Thursday, July 10, 2008

Unchartered Water

The NY Sun is reporting this morning that Mayor Mike is gearing up for some version of charter reform, and there appears to be some nervous rumblings: "Mayor Bloomberg's plan to permanently change the structure of local government is prompting anxiety among public officials and community leaders. There is talk in political circles that a commission to be appointed by the mayor to perform a top-to-bottom review of the city charter would seek to curtail the authority of borough presidents and the public advocate, or do away with their positions altogether. Officials say they also are hearing that the commission may attempt to restructure the charter to remove community boards from the often contentious approval process for development projects."
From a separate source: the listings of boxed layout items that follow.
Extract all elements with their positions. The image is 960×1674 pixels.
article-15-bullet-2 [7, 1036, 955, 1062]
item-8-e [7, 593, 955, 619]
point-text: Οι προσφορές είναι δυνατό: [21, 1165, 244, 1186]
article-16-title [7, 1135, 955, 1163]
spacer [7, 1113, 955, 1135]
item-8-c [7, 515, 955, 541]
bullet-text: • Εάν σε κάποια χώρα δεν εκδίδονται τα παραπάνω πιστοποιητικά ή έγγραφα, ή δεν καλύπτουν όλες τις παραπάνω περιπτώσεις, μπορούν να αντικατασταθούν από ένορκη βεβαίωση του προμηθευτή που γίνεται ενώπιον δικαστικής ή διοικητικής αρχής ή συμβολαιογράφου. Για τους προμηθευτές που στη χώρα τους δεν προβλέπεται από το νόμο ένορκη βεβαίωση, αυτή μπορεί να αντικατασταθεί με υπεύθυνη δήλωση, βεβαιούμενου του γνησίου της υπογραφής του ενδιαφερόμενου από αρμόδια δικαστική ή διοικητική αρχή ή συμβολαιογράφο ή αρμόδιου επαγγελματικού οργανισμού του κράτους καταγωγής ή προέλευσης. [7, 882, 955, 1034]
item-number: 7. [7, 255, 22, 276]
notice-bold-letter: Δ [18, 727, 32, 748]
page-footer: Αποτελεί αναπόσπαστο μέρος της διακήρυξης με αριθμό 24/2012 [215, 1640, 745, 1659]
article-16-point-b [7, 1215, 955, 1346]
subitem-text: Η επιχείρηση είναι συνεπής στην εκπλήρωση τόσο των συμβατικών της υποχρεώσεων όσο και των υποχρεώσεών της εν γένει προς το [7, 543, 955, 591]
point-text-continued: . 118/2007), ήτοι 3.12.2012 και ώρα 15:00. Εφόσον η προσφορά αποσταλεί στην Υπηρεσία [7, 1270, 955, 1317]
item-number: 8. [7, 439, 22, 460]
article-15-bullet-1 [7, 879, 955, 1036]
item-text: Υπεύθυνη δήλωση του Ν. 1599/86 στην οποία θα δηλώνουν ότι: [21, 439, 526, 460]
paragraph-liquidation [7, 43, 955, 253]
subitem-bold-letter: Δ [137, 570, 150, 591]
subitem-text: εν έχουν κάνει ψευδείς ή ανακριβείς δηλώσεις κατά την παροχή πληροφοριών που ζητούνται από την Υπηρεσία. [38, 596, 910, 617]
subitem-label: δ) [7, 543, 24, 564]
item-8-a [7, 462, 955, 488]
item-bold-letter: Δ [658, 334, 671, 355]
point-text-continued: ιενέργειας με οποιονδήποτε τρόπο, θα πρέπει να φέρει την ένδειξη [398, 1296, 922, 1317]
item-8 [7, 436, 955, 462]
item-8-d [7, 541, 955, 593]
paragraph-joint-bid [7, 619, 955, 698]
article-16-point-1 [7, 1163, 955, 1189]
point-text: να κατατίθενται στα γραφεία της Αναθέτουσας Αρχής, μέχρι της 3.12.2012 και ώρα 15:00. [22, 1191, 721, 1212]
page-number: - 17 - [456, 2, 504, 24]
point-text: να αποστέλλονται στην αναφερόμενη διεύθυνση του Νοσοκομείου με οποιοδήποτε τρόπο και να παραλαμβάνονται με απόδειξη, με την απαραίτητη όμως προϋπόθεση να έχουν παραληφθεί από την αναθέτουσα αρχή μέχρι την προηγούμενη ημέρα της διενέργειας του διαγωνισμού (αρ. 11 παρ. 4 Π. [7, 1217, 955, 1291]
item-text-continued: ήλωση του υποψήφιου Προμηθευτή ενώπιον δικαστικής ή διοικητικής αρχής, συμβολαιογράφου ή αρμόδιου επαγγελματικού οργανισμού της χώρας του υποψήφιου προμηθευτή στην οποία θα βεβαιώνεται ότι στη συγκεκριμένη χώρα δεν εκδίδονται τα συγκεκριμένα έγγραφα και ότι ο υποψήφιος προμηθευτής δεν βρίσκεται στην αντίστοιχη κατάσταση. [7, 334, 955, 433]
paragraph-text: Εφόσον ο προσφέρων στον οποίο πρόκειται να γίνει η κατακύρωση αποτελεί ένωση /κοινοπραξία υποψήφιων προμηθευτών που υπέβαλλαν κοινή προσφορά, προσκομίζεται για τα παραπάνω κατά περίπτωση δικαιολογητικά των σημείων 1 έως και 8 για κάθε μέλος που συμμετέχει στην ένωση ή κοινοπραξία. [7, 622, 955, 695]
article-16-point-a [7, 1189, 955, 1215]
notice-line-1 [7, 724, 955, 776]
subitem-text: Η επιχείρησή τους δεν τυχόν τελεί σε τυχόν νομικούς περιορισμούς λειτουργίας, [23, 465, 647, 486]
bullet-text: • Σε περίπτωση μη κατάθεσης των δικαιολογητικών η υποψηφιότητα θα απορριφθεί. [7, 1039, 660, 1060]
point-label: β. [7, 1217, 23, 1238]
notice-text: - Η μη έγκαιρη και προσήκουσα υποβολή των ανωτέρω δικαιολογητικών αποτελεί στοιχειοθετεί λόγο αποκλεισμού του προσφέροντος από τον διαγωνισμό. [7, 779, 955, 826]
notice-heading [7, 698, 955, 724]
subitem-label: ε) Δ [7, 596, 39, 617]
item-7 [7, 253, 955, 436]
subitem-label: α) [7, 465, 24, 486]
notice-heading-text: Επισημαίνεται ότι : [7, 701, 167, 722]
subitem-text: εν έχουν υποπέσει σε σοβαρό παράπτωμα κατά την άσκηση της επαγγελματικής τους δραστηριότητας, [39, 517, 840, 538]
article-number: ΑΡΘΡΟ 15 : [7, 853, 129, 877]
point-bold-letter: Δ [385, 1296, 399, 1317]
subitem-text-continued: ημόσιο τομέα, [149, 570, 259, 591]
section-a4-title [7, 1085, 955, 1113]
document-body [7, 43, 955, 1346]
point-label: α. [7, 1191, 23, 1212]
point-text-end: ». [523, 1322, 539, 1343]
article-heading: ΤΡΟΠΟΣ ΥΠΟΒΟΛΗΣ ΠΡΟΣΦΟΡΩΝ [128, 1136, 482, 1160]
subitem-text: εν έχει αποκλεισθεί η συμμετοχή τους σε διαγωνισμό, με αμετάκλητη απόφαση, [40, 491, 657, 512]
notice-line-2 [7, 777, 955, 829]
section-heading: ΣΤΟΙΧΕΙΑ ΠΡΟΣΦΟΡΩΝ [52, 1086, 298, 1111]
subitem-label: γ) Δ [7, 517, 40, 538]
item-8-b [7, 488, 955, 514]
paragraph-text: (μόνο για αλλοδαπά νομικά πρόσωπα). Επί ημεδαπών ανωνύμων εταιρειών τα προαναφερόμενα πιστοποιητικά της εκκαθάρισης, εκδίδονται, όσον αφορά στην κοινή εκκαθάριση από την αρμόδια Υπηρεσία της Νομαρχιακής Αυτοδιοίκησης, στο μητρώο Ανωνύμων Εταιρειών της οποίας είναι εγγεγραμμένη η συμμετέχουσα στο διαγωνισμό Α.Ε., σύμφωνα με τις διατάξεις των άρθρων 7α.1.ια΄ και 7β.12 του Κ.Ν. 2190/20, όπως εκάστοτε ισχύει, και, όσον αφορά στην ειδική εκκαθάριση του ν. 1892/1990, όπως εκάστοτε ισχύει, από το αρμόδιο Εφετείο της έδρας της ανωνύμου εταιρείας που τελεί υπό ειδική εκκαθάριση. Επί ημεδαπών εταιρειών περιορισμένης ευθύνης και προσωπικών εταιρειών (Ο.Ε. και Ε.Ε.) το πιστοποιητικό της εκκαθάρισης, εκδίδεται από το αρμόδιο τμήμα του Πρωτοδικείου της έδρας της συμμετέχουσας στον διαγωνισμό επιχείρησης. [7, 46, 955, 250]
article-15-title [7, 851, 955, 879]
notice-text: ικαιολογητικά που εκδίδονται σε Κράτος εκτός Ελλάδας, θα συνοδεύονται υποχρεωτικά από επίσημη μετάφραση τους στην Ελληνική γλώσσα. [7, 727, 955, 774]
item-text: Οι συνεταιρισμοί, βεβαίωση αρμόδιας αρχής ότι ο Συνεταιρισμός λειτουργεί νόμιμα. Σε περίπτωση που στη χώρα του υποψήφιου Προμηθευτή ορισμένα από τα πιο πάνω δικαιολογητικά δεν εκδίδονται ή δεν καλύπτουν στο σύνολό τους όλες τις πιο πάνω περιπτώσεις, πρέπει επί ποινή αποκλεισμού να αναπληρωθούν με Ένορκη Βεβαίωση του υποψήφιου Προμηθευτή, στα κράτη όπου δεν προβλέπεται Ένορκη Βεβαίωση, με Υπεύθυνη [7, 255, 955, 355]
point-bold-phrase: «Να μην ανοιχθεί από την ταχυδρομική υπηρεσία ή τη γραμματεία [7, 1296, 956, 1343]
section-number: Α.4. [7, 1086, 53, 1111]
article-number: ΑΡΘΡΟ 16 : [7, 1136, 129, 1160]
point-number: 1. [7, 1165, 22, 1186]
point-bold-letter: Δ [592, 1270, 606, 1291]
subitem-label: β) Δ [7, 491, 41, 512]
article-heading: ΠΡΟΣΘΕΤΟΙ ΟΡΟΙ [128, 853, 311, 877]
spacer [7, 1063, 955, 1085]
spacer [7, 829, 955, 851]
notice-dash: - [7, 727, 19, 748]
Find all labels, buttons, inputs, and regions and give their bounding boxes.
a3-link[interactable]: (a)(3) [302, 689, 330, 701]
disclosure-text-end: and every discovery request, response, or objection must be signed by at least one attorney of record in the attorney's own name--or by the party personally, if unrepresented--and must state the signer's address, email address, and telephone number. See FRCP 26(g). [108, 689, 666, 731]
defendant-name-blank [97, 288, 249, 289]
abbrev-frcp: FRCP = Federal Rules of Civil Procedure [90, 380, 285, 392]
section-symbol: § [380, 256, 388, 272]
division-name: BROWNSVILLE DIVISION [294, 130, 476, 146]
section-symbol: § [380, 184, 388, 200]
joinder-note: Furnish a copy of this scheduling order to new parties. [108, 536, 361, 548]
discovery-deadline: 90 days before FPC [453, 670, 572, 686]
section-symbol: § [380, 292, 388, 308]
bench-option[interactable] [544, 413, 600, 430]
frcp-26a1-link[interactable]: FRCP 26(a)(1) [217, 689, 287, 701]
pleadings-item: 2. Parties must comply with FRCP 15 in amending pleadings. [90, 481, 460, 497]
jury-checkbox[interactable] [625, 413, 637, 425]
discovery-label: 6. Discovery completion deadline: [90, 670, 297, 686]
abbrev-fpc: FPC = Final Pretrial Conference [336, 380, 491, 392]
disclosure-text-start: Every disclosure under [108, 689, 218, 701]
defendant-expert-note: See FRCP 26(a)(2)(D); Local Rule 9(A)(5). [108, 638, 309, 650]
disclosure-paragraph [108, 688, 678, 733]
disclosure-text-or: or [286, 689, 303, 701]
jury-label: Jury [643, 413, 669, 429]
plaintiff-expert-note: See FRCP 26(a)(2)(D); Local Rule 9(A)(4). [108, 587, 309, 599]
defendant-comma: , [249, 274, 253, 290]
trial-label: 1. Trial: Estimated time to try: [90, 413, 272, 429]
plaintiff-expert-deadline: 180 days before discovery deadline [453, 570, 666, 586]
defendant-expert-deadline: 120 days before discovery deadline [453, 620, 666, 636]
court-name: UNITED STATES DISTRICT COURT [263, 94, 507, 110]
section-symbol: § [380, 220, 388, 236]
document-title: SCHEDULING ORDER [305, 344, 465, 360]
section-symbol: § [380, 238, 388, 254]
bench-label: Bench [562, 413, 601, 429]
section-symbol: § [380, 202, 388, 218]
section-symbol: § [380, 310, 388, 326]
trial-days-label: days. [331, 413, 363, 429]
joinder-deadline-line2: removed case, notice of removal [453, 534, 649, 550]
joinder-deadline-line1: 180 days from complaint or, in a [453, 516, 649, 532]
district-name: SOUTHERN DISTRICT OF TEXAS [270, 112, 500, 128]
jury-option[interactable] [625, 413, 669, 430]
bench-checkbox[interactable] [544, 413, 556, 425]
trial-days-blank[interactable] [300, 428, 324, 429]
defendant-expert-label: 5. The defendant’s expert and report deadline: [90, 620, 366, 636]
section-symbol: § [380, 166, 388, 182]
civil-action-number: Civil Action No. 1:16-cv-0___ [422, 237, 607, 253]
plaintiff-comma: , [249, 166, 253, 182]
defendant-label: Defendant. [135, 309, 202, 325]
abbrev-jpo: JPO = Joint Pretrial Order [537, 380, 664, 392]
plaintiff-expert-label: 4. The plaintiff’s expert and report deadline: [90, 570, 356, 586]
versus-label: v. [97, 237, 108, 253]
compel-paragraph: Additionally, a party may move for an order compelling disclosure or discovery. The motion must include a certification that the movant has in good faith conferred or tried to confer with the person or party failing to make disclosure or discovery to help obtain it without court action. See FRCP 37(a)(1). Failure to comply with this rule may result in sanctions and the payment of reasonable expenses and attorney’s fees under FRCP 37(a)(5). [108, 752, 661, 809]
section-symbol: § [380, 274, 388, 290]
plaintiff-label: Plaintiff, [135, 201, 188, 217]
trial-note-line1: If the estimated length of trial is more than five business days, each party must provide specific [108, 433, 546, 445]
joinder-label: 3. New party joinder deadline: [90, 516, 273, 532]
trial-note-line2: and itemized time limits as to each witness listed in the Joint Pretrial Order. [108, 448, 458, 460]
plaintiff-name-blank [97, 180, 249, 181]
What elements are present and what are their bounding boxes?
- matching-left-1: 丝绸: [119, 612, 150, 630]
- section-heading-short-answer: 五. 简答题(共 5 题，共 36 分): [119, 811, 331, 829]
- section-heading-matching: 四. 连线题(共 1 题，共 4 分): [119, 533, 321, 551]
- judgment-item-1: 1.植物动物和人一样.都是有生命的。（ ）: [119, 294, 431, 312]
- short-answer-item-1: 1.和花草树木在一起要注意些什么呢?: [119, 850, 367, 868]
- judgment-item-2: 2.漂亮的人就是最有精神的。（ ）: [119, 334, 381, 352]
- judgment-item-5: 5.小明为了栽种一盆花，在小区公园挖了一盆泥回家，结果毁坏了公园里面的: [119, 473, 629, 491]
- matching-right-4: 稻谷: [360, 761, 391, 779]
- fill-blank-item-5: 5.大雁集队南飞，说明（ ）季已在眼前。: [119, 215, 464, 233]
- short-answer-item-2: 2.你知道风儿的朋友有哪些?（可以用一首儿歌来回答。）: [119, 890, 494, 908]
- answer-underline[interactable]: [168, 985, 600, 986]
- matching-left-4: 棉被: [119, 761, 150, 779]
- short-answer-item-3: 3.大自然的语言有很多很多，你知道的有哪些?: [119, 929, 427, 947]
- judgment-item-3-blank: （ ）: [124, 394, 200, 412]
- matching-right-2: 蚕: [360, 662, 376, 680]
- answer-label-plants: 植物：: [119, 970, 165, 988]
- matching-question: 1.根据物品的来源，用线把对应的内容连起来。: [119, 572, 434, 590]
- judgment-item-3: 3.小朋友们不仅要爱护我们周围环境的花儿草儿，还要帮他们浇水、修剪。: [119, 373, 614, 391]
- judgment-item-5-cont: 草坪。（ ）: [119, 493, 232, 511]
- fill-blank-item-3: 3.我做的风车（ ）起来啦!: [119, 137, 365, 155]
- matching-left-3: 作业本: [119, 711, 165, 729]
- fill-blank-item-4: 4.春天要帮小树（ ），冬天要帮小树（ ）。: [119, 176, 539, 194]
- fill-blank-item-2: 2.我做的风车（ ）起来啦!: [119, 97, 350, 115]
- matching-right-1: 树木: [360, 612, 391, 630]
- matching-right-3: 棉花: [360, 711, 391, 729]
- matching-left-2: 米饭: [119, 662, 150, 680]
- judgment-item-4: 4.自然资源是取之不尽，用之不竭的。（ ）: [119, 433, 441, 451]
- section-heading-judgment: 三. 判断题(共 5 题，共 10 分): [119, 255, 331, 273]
Well, count us among those who view the prospects of Bloomberg's tinkering with the structure of city government with some degree of trepidation. That's because, in our view, the mayor is no democrat, in the sense that he is a fan of the untidiness of the rough and tumble of democratic politics. Any reform from Bloomberg is likely to result in more top down control-and as far as the land use process is concerned, this would be a giant mistake.

That being said, Bloomberg has already been defeated on non partisan elections, and an effort to make ULURP less accountable to local communities would, we believe, suffer the same fate. The process does need reform, but the changes that we'd like to see would be to insure greater local accountability and not less. As we said once before: "Well, well. Just how do you think Mayor Mike would want to reform the land use review process? Make it more accountable, kinda of like mirroring the Brodsky proposal on accountable development? No, that's unlikely from someone who has no faith in the voice of any impacted community."

If reform of land use is on the upcoming charter revision agenda, then it will more likely take the "streamlined and efficiency" direction; an approach that will further enervate the ability of the people to be heard. The Manhattan Institute's critique of ULURP comes to mind here. Well, we welcome the mayor if he decides to enter into the land use waters; it will expose his Father Knows Best mentality and ultimately, just as with non-partisan elections, it will be rejected by the voters.